By David Hanson MP / Latest News / / 0 Comments

Supporting Cardiac Risk in the Young

This week I attended an event organised by the charity Cardiac Risk in the Young (CRY) to lend his support to the ongoing campaign for a national strategy for the prevention of young sudden cardiac death (YSCD).

50 MPs attended the charity’s first ever ‘drop in’ session, held at Portcullis House, hosted by long term supporter of CRY and Chair of its All-Party Parliamentary Group [APPG], Kevan Jones MP.

The number of MPs who have now signed a pledge to support a national strategy to prevent sudden cardiac death (#MPSupport4CRY) stands at 171.

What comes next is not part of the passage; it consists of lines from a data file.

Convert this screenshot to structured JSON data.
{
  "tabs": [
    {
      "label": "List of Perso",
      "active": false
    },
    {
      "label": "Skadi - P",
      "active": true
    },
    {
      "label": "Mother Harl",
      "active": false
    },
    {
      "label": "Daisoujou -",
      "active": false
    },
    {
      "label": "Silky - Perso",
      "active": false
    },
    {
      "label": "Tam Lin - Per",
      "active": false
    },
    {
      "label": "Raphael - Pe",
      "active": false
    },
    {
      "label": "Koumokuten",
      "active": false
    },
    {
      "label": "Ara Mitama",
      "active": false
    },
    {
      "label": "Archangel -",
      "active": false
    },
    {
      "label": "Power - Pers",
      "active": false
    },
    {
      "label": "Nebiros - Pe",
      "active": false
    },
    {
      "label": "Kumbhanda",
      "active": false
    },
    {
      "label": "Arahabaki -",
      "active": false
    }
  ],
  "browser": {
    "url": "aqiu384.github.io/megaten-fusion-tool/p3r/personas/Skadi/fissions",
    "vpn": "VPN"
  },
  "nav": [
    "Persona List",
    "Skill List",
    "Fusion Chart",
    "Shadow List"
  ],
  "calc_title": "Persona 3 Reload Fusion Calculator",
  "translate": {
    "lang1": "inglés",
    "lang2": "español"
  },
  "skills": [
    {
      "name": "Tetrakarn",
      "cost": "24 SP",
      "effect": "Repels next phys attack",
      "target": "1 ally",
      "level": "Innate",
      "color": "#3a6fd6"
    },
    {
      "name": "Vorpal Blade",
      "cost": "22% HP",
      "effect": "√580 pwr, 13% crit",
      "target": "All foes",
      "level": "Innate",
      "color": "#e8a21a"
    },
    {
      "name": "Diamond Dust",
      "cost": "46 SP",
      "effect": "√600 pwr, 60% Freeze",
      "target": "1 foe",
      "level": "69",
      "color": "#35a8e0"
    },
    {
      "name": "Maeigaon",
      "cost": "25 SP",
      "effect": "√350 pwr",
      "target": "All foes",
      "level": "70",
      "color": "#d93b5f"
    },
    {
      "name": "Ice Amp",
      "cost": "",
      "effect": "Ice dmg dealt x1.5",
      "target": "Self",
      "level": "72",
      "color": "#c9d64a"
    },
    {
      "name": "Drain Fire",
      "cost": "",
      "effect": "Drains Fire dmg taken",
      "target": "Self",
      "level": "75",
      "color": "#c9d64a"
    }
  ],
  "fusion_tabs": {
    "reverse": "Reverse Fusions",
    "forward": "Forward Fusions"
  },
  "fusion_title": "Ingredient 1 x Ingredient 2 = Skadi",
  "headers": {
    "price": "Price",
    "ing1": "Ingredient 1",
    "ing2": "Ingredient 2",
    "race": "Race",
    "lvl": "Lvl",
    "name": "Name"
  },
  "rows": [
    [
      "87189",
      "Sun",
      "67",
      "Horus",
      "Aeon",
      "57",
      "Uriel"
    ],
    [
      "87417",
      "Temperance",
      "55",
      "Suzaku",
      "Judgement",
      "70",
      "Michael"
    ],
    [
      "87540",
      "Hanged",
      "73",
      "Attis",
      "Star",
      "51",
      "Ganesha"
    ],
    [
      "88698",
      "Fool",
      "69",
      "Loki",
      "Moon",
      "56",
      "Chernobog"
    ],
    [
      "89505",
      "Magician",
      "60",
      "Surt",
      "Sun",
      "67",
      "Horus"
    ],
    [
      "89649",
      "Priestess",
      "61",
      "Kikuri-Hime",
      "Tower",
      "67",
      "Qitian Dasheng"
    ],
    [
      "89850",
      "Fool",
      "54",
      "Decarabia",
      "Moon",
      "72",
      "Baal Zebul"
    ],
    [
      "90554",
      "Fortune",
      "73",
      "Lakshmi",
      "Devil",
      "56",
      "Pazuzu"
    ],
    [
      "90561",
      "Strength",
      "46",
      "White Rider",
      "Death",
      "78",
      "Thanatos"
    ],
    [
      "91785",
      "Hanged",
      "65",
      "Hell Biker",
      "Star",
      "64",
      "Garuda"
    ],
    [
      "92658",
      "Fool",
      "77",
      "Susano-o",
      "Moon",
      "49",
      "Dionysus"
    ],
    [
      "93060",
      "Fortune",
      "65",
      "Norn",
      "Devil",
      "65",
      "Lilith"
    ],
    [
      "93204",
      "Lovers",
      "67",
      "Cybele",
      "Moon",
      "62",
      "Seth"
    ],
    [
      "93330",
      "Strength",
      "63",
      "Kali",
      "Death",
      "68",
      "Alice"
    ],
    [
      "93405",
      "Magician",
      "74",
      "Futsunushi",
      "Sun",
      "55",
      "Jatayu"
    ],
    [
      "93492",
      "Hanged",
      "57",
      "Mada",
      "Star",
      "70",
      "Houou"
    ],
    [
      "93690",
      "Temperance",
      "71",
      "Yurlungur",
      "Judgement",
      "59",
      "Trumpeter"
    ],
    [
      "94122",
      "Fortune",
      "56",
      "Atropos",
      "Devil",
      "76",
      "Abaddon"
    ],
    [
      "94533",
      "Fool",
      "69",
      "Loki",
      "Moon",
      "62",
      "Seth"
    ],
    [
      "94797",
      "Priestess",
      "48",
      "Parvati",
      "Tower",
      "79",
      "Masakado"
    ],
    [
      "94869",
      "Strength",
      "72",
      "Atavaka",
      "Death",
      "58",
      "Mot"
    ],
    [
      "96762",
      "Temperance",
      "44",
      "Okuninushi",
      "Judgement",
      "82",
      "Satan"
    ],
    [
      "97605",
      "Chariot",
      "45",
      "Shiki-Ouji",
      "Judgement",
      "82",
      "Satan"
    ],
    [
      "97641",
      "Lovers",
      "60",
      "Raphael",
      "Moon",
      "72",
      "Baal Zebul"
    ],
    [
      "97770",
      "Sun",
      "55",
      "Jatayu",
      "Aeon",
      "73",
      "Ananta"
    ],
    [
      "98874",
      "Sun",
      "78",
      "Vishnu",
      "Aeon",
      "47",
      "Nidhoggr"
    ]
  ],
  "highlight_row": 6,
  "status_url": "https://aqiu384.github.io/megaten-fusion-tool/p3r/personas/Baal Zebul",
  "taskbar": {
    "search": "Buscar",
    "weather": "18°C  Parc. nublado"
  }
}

Every week, 12 apparently fit and healthy young (aged 35 and under) people in the UK die suddenly from an undiagnosed heart defect. In 80% of these cases, there will have been no signs or symptoms until it is too late, which is why CRY believes screening is so vitally important. Any person aged 14-35 can go to to book an appointment for a free heart screening which includes an ECG. CRY also provides the follow up ultrasound test on the same day. CRY now tests around 30,000 young people each year and well over 190,000 since the screening programme was launched in 1995.

The event was set against the controversial backdrop of the recent news that a revised consultation document from the National Screening Committee (NSC) is set to recommend ‘against’ screening for the risk of sudden cardiac death in the young.

Delyn Constituency Labour Party recently forwarded a motion to the Welsh Labour Conference on this motion to ensure the issue remains at the top of Labour’s health agenda in Wales.

It is of the utmost importance that we establish a national strategy for the prevention of young sudden cardiac death. It will help us prevent hundreds of deaths of young people each year from these undiagnosed cardiac conditions.

Progress is being made to save young lives, but we should not rest on our laurels. The latest National Screening Committee consultation document is very disappointing. It does not demonstrate the impact of young sudden cardiac deaths in our communities.

With 1 in 300 people who are screened being found to have a cardiac condition it makes sense to ensure that we have a UK wide strategy. The loss of a loved one is always one of the most painful experiences in our lives, but when the death could have been prevented that emotional pain is magnified. The UK Government should tell the National Screening Committee that we need screening now to prevent young sudden cardiac deaths.